The menus can change between locations, but the burgers are always called the Big One and the Little One, which is a piece of menu writing I have come all the way around to loving. In both big and little form, they are chili burgers, soft and messy. Eat these in the car and you are one steering correction away from lunch collapsing onto your lap. This is not the kind of burger people stand around describing with terms like beef blend or caramelization. The bun is there to provide a little temporary structure before the chili wins. Everybody involved seems to understand this.
Then there is the taco salad, which deserves some kind of award for refusing to be Instagrammable. It comes in a Styrofoam clamshell, and what you get is chili over lettuce and shredded cheese, a couple tomato slices, and a handful of store-bought tortilla chips tossed into the corner. It looks like something packed for a church league softball game by a man who was told at the last minute he needed to bring something. It is ridiculous. It is also, in its own way, exactly right.
The Taco Salad
Breakfast is no more interested in charm than the rest of the menu. Three flapjacks arrive on a Styrofoam plate with three slices of bacon. There are breakfasts that invite admiration, and then there are breakfasts that simply show up and tell the truth. Ward’s is in the second camp. Nobody here is trying to turn pancakes into a lifestyle.
Pancake Platter
Root Beer Float
The fish sandwich may be the most Mississippi thing on the menu, which is saying something for a place that also serves chili on lettuce and calls it salad. What I assume is catfish comes breaded with cornmeal, on a bun with some shredded lettuce, with tartar sauce in a little plastic tub off to the side. Even that feels revealing. Nothing at Ward’s is cute enough to be composed. The sandwich is not trying to be handsome. It is trying to get fried fish into your face with reasonable efficiency.

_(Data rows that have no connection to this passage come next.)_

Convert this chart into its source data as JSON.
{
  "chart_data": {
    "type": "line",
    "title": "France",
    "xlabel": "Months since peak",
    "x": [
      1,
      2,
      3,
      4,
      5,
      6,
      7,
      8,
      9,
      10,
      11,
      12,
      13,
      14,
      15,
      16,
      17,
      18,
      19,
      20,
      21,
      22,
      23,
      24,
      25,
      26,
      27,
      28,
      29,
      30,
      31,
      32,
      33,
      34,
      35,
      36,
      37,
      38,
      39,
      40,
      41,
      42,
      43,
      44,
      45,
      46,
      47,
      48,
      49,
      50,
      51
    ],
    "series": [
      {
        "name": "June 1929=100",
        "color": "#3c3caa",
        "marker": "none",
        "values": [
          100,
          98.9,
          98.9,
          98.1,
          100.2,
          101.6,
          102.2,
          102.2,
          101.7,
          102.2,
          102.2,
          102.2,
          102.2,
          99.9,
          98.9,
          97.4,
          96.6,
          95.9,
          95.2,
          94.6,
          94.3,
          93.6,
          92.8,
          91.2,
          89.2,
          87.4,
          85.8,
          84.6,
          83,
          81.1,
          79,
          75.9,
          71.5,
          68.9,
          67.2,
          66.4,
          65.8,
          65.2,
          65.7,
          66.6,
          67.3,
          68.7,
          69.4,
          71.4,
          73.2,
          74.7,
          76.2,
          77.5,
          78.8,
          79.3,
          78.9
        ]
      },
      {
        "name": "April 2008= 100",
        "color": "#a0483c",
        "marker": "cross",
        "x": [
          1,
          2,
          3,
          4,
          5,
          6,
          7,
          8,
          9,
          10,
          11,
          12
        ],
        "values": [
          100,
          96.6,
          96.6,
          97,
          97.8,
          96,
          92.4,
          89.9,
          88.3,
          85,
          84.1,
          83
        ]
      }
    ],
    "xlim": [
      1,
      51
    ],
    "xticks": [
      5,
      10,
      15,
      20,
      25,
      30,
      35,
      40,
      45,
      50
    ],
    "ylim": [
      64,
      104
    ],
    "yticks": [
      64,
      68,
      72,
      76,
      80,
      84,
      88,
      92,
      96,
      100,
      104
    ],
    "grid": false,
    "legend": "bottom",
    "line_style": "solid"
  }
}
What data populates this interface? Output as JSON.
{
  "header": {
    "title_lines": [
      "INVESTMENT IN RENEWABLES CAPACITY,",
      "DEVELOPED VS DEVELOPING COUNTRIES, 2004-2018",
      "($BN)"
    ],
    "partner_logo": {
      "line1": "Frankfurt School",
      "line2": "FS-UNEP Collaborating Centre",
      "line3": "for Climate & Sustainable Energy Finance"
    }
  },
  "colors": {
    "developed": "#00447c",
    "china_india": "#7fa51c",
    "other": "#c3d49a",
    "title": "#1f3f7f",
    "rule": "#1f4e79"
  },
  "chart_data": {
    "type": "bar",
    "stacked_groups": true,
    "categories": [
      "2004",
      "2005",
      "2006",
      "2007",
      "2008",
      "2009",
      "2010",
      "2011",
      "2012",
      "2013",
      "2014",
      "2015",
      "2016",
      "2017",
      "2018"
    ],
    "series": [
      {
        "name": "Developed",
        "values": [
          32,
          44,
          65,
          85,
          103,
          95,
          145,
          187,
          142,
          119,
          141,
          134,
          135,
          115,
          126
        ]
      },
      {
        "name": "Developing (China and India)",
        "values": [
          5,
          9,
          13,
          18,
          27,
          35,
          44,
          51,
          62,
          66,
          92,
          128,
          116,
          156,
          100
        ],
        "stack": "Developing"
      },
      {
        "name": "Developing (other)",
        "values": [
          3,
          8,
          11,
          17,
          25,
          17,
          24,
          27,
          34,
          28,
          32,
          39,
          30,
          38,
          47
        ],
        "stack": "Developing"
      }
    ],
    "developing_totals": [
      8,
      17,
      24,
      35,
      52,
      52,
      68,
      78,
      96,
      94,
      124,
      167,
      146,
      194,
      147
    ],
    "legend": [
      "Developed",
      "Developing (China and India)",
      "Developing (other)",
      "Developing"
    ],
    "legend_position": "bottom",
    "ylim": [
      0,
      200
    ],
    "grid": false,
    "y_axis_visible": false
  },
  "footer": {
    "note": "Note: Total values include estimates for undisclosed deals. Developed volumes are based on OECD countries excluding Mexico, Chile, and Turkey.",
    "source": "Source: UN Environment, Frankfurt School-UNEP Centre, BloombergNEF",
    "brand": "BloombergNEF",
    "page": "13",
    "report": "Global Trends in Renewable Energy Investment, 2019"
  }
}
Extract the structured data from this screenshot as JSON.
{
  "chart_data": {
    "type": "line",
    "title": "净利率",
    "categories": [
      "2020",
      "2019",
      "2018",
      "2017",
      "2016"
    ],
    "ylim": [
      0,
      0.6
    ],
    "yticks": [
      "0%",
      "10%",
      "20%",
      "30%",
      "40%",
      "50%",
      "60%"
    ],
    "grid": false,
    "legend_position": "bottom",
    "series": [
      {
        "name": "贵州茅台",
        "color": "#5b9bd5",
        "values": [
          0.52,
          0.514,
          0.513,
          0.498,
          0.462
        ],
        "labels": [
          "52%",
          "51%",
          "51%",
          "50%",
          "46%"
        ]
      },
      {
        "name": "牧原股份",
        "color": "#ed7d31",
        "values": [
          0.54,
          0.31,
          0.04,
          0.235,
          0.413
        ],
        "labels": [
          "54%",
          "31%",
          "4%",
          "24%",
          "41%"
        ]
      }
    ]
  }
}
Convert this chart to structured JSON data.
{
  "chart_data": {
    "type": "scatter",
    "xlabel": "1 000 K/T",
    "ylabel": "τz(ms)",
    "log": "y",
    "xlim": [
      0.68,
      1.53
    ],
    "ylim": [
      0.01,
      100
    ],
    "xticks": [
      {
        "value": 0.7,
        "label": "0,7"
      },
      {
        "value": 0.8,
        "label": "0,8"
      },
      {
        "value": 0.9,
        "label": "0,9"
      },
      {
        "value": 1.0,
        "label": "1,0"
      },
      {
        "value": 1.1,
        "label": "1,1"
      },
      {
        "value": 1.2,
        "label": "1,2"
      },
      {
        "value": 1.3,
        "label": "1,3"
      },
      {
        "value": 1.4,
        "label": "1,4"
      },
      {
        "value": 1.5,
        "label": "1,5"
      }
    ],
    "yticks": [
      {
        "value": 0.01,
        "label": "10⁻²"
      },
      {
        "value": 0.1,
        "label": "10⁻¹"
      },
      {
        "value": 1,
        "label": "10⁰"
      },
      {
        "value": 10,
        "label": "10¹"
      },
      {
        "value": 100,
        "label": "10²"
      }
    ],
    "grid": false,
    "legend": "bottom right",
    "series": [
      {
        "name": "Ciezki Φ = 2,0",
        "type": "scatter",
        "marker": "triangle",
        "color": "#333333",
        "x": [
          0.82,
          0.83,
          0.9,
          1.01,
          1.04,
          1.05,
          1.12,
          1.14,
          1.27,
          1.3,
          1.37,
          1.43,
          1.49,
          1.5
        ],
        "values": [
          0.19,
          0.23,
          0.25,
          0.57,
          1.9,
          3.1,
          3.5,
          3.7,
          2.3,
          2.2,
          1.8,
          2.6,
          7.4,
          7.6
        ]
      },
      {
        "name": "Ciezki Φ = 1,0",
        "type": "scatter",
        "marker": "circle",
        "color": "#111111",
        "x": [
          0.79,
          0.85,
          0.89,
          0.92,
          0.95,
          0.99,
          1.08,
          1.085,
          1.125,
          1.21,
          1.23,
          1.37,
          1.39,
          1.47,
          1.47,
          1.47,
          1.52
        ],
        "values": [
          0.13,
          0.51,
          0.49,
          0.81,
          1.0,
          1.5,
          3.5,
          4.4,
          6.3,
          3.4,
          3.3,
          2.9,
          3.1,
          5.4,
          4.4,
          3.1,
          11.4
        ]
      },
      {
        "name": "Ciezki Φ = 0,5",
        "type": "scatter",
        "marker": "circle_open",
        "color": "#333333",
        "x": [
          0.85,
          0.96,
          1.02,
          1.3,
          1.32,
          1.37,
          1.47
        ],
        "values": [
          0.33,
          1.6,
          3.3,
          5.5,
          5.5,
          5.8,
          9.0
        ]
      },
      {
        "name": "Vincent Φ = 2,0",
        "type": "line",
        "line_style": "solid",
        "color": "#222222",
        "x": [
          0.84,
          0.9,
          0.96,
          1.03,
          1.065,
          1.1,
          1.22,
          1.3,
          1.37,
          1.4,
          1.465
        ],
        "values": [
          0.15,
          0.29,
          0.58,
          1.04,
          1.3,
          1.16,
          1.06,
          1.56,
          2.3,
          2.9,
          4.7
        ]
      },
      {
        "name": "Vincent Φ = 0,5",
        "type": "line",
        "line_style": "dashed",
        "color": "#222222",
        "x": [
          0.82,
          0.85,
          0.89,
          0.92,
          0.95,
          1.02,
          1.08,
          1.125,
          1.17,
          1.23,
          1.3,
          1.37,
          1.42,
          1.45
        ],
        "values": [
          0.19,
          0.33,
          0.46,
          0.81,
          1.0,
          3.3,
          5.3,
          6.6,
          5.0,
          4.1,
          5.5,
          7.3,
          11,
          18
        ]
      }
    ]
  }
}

And then there is the root beer float, which is the item that explains why people get evangelical about this place. Ward’s makes its own root beer, and if you’re eating there, the float comes in a frosty mug. That mug does a lot. It takes the whole thing from fast-food sugar bomb to a minor regional treasure. The float is cold and sweet and a little excessive, which is exactly what a root beer float should be. It’s worth noting that somebody back there has to wash mugs at the end of every shift, something every other fast-food chain gave up in the name of paper cup efficiency. Ward’s kept the glass mug.
Chili Dogs
That, I think, is why the place got under my skin. I first saw it as campy, just one more local relic that people in Mississippi were attached to because it had always been there. But kitsch usually knows it is performing. Ward’s does not feel self-conscious enough for that. It feels more like habit, like appetite, like a state deciding long ago what it wanted from a roadside chain and then never seeing any reason to update the terms.
Now when I’m driving Mississippi alone, I do exactly what my old coworker did. I see the sign, and I stop, whether I need lunch or not. Usually I do not. That has never really been the point. The point is that Ward’s is still there, still only there, still ladling chili onto burgers and dropping tortilla chips into the corner of a Styrofoam box as if nobody had ever suggested there might be another way. In a country full of chains that have been focus-grouped into oblivion, Ward’s still feels like Mississippi’s own, and I mean that with real affection.